166. As dificuldades da organização tradicional dos sindicatos se agravam. O distanciamento das direções da classe aumenta, em função da repressão na empresa e pelo fato da agenda dos sindicalistas ser diversa das prioridades dos trabalhadores. O sindicalismo é, na maioria das vezes, limitado às atividades das sedes dos sindicatos. As questões administrativas e de equilíbrio de forças entre as correntes se sobrepõem às necessidades dos representados, pois o petismo disseminou uma cultura política despolitizante e espontaneísta. Criou a cultura de tendências, que atuam de forma autônoma nos partidos e nas centrais. Essa estrutura facilitou a construção de uma hegemonia socialdemocrata, ao fragmentar as correntes classistas do movimento sindical.

167. No campo do movimento sindical classista, surgiram duas novas organizações: Intersindical e Conlutas. A Coordenação Nacional de Lutas surgiu em meio à reforma da previdência do setor público, no início do governo Lula, em 2003. A insatisfação com a CUT e a perspectiva das reformas trabalhista e sindical agudizaram a crise cutista, o que levou à ruptura, naquele momento, de diversas entidades representativas do setor público e de sindicalistas ligados ao PSTU. Porém, a Conlutas não logrou congregar todos os setores descontentes da CUT. Apresenta traços preocupantes de hegemonismo. Pela sua natureza de coordenação de lutas, a Conlutas é a maior expressão da concepção movimentista, levando a um esvaziamento do conteúdo de classe do movimento operário.

168. A Conlutas se propõe a ser uma central sindical e popular, que também incorpora, de maneira orgânica, o movimento estudantil. Com isso, dilui a expressão sindical do movimento operário, fundamental para a intervenção da classe operária na conjuntura. Além dos problemas de dupla representação, que facilitam o aparelhamento e a manipulação, a concepção sindical-popular substitui o central, o conflito capital-trabalho, pelas especifidades, que são importantes e exigem o posicionamento dos comunistas, mas que devem ser entendidas, fundamentalmente, como contradições geradas pelo caráter de classe da sociedade capitalista.
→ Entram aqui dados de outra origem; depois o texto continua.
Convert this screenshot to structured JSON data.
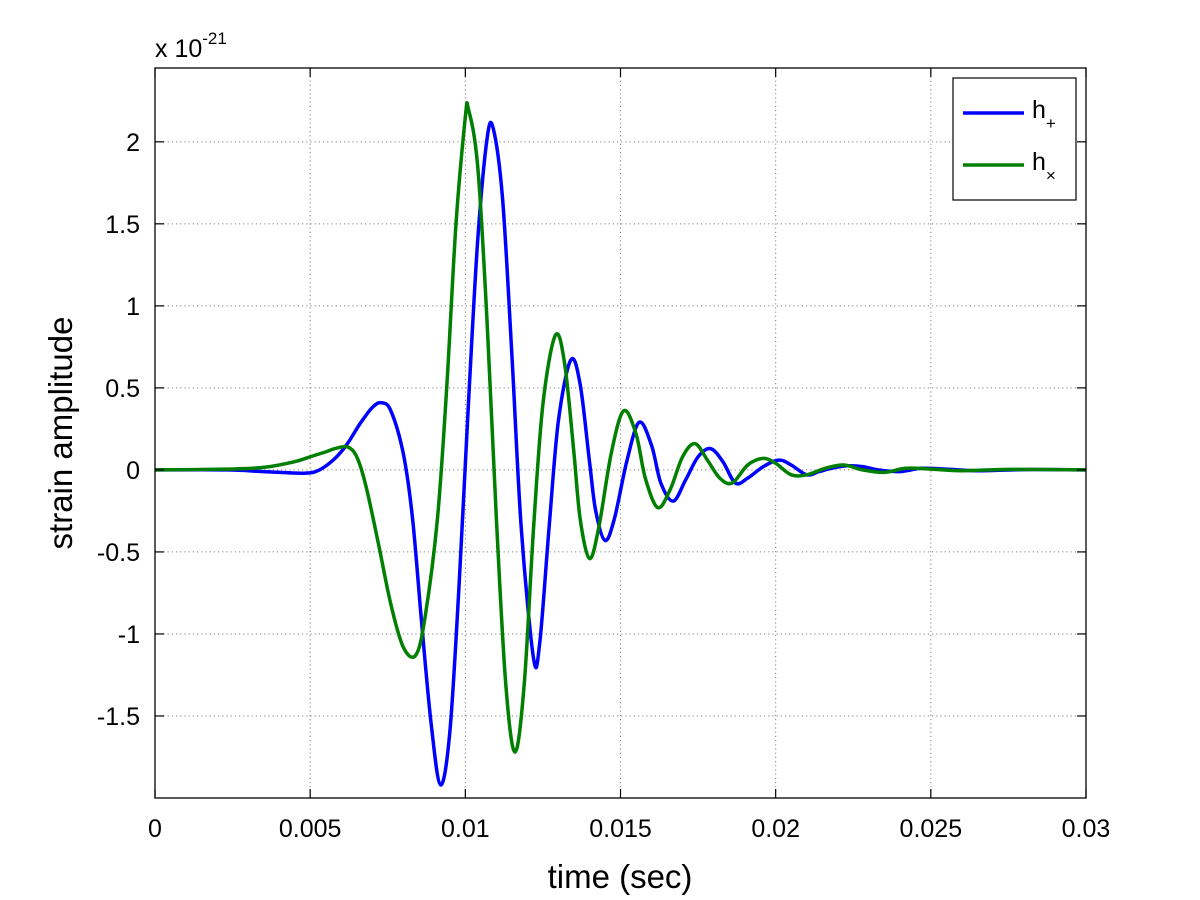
{
  "chart_data": {
    "type": "line",
    "xlabel": "time (sec)",
    "ylabel": "strain amplitude",
    "y_multiplier_prefix": "x 10",
    "y_multiplier_exponent": "-21",
    "xlim": [
      0,
      0.03
    ],
    "ylim": [
      -2.0,
      2.45
    ],
    "grid": true,
    "legend_position": "top-right",
    "x_ticks": [
      0,
      0.005,
      0.01,
      0.015,
      0.02,
      0.025,
      0.03
    ],
    "x_tick_labels": [
      "0",
      "0.005",
      "0.01",
      "0.015",
      "0.02",
      "0.025",
      "0.03"
    ],
    "y_ticks": [
      -1.5,
      -1,
      -0.5,
      0,
      0.5,
      1,
      1.5,
      2
    ],
    "y_tick_labels": [
      "-1.5",
      "-1",
      "-0.5",
      "0",
      "0.5",
      "1",
      "1.5",
      "2"
    ],
    "series": [
      {
        "name": "h",
        "subscript": "+",
        "color": "#0000ff",
        "points": [
          [
            0.0,
            0.0
          ],
          [
            0.0023,
            0.0
          ],
          [
            0.0035,
            -0.01
          ],
          [
            0.0048,
            -0.02
          ],
          [
            0.0053,
            0.0
          ],
          [
            0.0058,
            0.07
          ],
          [
            0.0062,
            0.16
          ],
          [
            0.0066,
            0.28
          ],
          [
            0.007,
            0.38
          ],
          [
            0.0073,
            0.41
          ],
          [
            0.0076,
            0.36
          ],
          [
            0.008,
            0.1
          ],
          [
            0.0083,
            -0.3
          ],
          [
            0.0086,
            -0.95
          ],
          [
            0.0089,
            -1.55
          ],
          [
            0.0092,
            -1.92
          ],
          [
            0.0095,
            -1.6
          ],
          [
            0.0098,
            -0.7
          ],
          [
            0.0101,
            0.4
          ],
          [
            0.0104,
            1.4
          ],
          [
            0.0107,
            2.02
          ],
          [
            0.0109,
            2.08
          ],
          [
            0.0112,
            1.65
          ],
          [
            0.0115,
            0.7
          ],
          [
            0.0118,
            -0.35
          ],
          [
            0.0122,
            -1.15
          ],
          [
            0.0124,
            -1.05
          ],
          [
            0.0127,
            -0.35
          ],
          [
            0.013,
            0.3
          ],
          [
            0.0134,
            0.67
          ],
          [
            0.0137,
            0.52
          ],
          [
            0.014,
            0.05
          ],
          [
            0.0142,
            -0.25
          ],
          [
            0.0145,
            -0.43
          ],
          [
            0.0148,
            -0.3
          ],
          [
            0.0152,
            0.05
          ],
          [
            0.0156,
            0.29
          ],
          [
            0.016,
            0.15
          ],
          [
            0.0163,
            -0.08
          ],
          [
            0.0167,
            -0.19
          ],
          [
            0.0171,
            -0.06
          ],
          [
            0.0175,
            0.08
          ],
          [
            0.0179,
            0.13
          ],
          [
            0.0183,
            0.05
          ],
          [
            0.0187,
            -0.08
          ],
          [
            0.0191,
            -0.05
          ],
          [
            0.0196,
            0.02
          ],
          [
            0.0201,
            0.06
          ],
          [
            0.0205,
            0.03
          ],
          [
            0.021,
            -0.03
          ],
          [
            0.0214,
            -0.01
          ],
          [
            0.0218,
            0.01
          ],
          [
            0.0223,
            0.025
          ],
          [
            0.0228,
            0.02
          ],
          [
            0.0233,
            0.0
          ],
          [
            0.024,
            -0.01
          ],
          [
            0.0247,
            0.01
          ],
          [
            0.0255,
            0.005
          ],
          [
            0.0265,
            -0.005
          ],
          [
            0.028,
            0.002
          ],
          [
            0.03,
            0.0
          ]
        ]
      },
      {
        "name": "h",
        "subscript": "×",
        "color": "#007f00",
        "points": [
          [
            0.0,
            0.0
          ],
          [
            0.0023,
            0.005
          ],
          [
            0.0035,
            0.015
          ],
          [
            0.0045,
            0.05
          ],
          [
            0.005,
            0.08
          ],
          [
            0.0055,
            0.11
          ],
          [
            0.0058,
            0.13
          ],
          [
            0.0062,
            0.14
          ],
          [
            0.0065,
            0.08
          ],
          [
            0.0068,
            -0.1
          ],
          [
            0.0072,
            -0.45
          ],
          [
            0.0076,
            -0.82
          ],
          [
            0.008,
            -1.08
          ],
          [
            0.0084,
            -1.13
          ],
          [
            0.0087,
            -0.9
          ],
          [
            0.0091,
            -0.3
          ],
          [
            0.0094,
            0.5
          ],
          [
            0.0097,
            1.5
          ],
          [
            0.01,
            2.15
          ],
          [
            0.0101,
            2.2
          ],
          [
            0.0104,
            1.85
          ],
          [
            0.0107,
            0.9
          ],
          [
            0.011,
            -0.3
          ],
          [
            0.0113,
            -1.3
          ],
          [
            0.0116,
            -1.72
          ],
          [
            0.0119,
            -1.3
          ],
          [
            0.0122,
            -0.35
          ],
          [
            0.0125,
            0.4
          ],
          [
            0.0129,
            0.82
          ],
          [
            0.0132,
            0.65
          ],
          [
            0.0135,
            0.1
          ],
          [
            0.0137,
            -0.3
          ],
          [
            0.014,
            -0.54
          ],
          [
            0.0143,
            -0.35
          ],
          [
            0.0147,
            0.1
          ],
          [
            0.0151,
            0.36
          ],
          [
            0.0155,
            0.22
          ],
          [
            0.0158,
            -0.05
          ],
          [
            0.0162,
            -0.23
          ],
          [
            0.0166,
            -0.12
          ],
          [
            0.017,
            0.08
          ],
          [
            0.0174,
            0.16
          ],
          [
            0.0178,
            0.06
          ],
          [
            0.0182,
            -0.05
          ],
          [
            0.0186,
            -0.08
          ],
          [
            0.0191,
            0.03
          ],
          [
            0.0196,
            0.07
          ],
          [
            0.02,
            0.04
          ],
          [
            0.0205,
            -0.03
          ],
          [
            0.021,
            -0.03
          ],
          [
            0.0216,
            0.01
          ],
          [
            0.0222,
            0.03
          ],
          [
            0.0228,
            0.0
          ],
          [
            0.0235,
            -0.015
          ],
          [
            0.0242,
            0.01
          ],
          [
            0.025,
            0.005
          ],
          [
            0.026,
            -0.005
          ],
          [
            0.0275,
            0.003
          ],
          [
            0.03,
            0.0
          ]
        ]
      }
    ]
  }
}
169. A contradição principal da sociedade capitalista é o conflito capital-trabalho. Este conflito assume diversas formas, desde a luta específica por condições de trabalho em uma empresa até a construção de um partido de vanguarda da classe operária. Para que se possa acumular na direção das condições subjetivas da superação do sistema capitalista, o processo de organização dos trabalhadores enquanto classe é fundamental. A central sindical expressa as dimensões econômicas e políticas da luta dos trabalhadores. Portanto, essa organização deve guardar autonomia em relação aos governos e ao capital, sem se confundir com os demais movimentos sociais.
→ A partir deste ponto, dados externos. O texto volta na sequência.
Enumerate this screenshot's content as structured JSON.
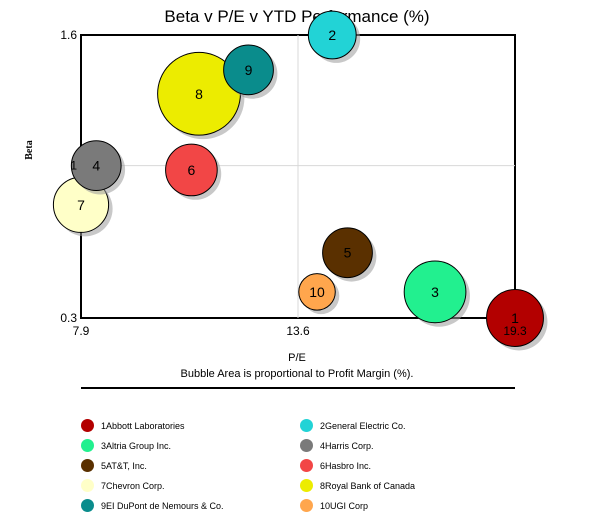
{
  "chart_data": {
    "type": "bubble",
    "title": "Beta v P/E v YTD Performance (%)",
    "xlabel": "P/E",
    "ylabel": "Beta",
    "subtitle": "Bubble Area is proportional to Profit Margin (%).",
    "x_ticks": [
      {
        "value": 7.9,
        "label": "7.9"
      },
      {
        "value": 13.6,
        "label": "13.6"
      },
      {
        "value": 19.3,
        "label": "19.3"
      }
    ],
    "y_ticks": [
      {
        "value": 0.3,
        "label": "0.3"
      },
      {
        "value": 1.0,
        "label": "1"
      },
      {
        "value": 1.6,
        "label": "1.6"
      }
    ],
    "xlim": [
      7.9,
      19.3
    ],
    "ylim": [
      0.3,
      1.6
    ],
    "grid": true,
    "series": [
      {
        "id": "1",
        "name": "Abbott Laboratories",
        "x": 19.3,
        "y": 0.3,
        "profit_margin": 17,
        "color": "#b30000"
      },
      {
        "id": "2",
        "name": "General Electric Co.",
        "x": 14.5,
        "y": 1.6,
        "profit_margin": 12,
        "color": "#22d3d6"
      },
      {
        "id": "3",
        "name": "Altria Group Inc.",
        "x": 17.2,
        "y": 0.42,
        "profit_margin": 20,
        "color": "#22f08f"
      },
      {
        "id": "4",
        "name": "Harris Corp.",
        "x": 8.3,
        "y": 1.0,
        "profit_margin": 13,
        "color": "#7a7a7a"
      },
      {
        "id": "5",
        "name": "AT&T, Inc.",
        "x": 14.9,
        "y": 0.6,
        "profit_margin": 13,
        "color": "#5a3000"
      },
      {
        "id": "6",
        "name": "Hasbro Inc.",
        "x": 10.8,
        "y": 0.98,
        "profit_margin": 14,
        "color": "#f24646"
      },
      {
        "id": "7",
        "name": "Chevron Corp.",
        "x": 7.9,
        "y": 0.82,
        "profit_margin": 16,
        "color": "#ffffc8"
      },
      {
        "id": "8",
        "name": "Royal Bank of Canada",
        "x": 11.0,
        "y": 1.33,
        "profit_margin": 36,
        "color": "#ecec00"
      },
      {
        "id": "9",
        "name": "EI DuPont de Nemours & Co.",
        "x": 12.3,
        "y": 1.44,
        "profit_margin": 13,
        "color": "#0a8c8c"
      },
      {
        "id": "10",
        "name": "UGI Corp",
        "x": 14.1,
        "y": 0.42,
        "profit_margin": 7,
        "color": "#ffa64d"
      }
    ],
    "legend_placement": "bottom"
  }
}
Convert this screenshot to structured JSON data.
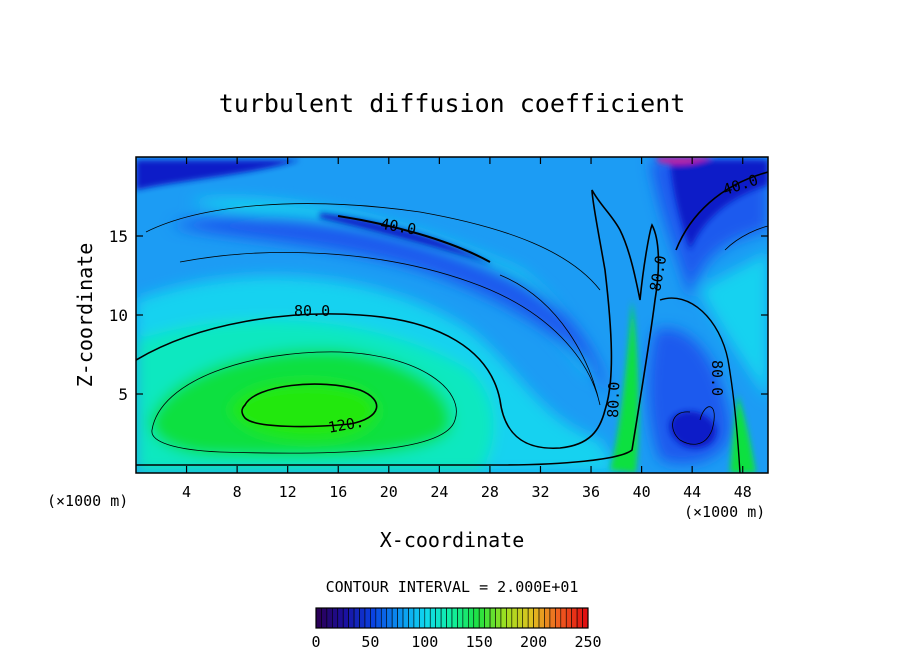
{
  "chart_data": {
    "type": "heatmap",
    "title": "turbulent diffusion coefficient",
    "xlabel": "X-coordinate",
    "ylabel": "Z-coordinate",
    "x_unit_left": "(×1000 m)",
    "x_unit_right": "(×1000 m)",
    "xlim": [
      0,
      50
    ],
    "ylim": [
      0,
      20
    ],
    "x_ticks": [
      "4",
      "8",
      "12",
      "16",
      "20",
      "24",
      "28",
      "32",
      "36",
      "40",
      "44",
      "48"
    ],
    "y_ticks": [
      "5",
      "10",
      "15"
    ],
    "contour_interval_text": "CONTOUR INTERVAL = 2.000E+01",
    "contour_labels": [
      "40.0",
      "80.0",
      "120.",
      "80.0",
      "80.0",
      "80.0",
      "40.0"
    ],
    "colorbar": {
      "range": [
        0,
        250
      ],
      "ticks": [
        "0",
        "50",
        "100",
        "150",
        "200",
        "250"
      ],
      "colors": [
        "#2a0058",
        "#1a10a0",
        "#0a40e0",
        "#0a90f0",
        "#10d8f0",
        "#10f0a0",
        "#20e040",
        "#a0e020",
        "#e0c020",
        "#f06020",
        "#e01010"
      ]
    },
    "field_colors": {
      "dark_blue": "#0a1cc8",
      "blue": "#1a5aee",
      "sky": "#1c9cf4",
      "cyan": "#18d2f0",
      "teal": "#10e8c0",
      "green": "#10e040",
      "bright_green": "#20e810",
      "purple": "#6010a0",
      "magenta": "#c020a0"
    }
  }
}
170. A Intersindical surgiu em 2006, após o Congresso da CUT daquele ano, quando, conforme os comunistas do PCB haviam previsto, se esgotaram as possibilidades de disputa política e de direção daquela Central. Organizada em torno dos sindicatos da esquerda da CUT, teve os comunistas em sua criação. Organizada mais recentemente do que a Conlutas, a Intersindical carece de estruturação e seu caráter nacional ainda é embrionário. A proposta da Intersindical é ser uma entidade eminentemente sindical. Apesar da organização recente, a Intersindical teve participação decisiva no encontro nacional de 25 de março de 2006, que reuniu 6.000 ativistas em São Paulo, nas jornadas de 23 de maio e no Plebiscito Nacional da Vale do Rio Doce.

171. Em abril de 2008, a Intersindical realizou um encontro nacional em SãoPaulo, com mais de 1.000 delegados. Este encontro foi bastante representativo de categorias e estados. Nele ficaram evidentes as divergências quanto ao caráter e à forma da construção da central sindical. Os comunistas veem a construção da central como uma necessidade do movimento operário. A central deve exercer o papel de organizar a solidariedade de classe e o encaminhamento dos interesses gerais da classe, ultrapassando os limites de cada sindicato e de cada ramo econômico particular. Não pode surgir como mero fruto de acordo das correntes de opinião atuantes no movimento sindical. Para a sua construção, é mister que haja uma base real, com trabalhadores organizados em seus sindicatos, conscientes da necessidade de um instrumento unificador.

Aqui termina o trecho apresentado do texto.